ALEX RYVCHIN: Lessons in leadership from Australia's antisemitism crisis
Fox News
Guest columnist Alex Ryvchin, CEO of the Executive Council of Australian Jewry, tells Americans they can learn from the mistakes of his country in failing to address anti-Jewish hate head on.
Alex Ryvchin is the CEO of the Executive Council of Australian Jewry and the author of anew book on antisemitism, ‘The Seven Deadly Myths.’
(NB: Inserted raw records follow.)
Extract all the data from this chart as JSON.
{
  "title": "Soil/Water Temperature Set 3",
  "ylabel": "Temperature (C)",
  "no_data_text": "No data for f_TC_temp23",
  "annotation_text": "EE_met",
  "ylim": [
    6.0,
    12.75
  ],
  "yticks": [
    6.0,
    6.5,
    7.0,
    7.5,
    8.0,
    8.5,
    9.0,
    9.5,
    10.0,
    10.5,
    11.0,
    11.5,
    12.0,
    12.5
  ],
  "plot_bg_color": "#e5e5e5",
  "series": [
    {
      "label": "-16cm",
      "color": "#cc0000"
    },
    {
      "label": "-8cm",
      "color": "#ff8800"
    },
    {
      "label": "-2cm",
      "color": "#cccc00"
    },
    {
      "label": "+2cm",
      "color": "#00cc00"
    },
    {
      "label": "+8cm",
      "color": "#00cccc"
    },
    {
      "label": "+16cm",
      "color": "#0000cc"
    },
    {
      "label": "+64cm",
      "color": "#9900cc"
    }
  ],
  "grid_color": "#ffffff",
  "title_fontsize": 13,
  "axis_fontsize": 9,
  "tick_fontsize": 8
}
Hundreds of Jewish artists, authors and other creatives were doxxed following the leak of a private Whatsapp group, allegedly by a New York Times journalist, which led to death threats, loss of employment and harassment of hundreds of Jewish Australians and their families. Jewish-owned businesses have been vandalized with antisemitic slogans and Hamas symbols, and some businesses have folded under the weight of coordinated boycott campaigns. The office of a Jewish member of parliament was firebombed and daubed with pro-Palestinian graffiti and a neighborhood in Sydney’s eastern suburbs, the center of the city’s Jewish community, had cars set on fire and homes vandalized with anti-Israel messages in two separate attacks. For a community that began with the arrival of the very first convict ships from England in 1788, the lowest points in the community’s long and distinguished history were in the immediate aftermath of the October 7 atrocities and on Dec. 6 of this year.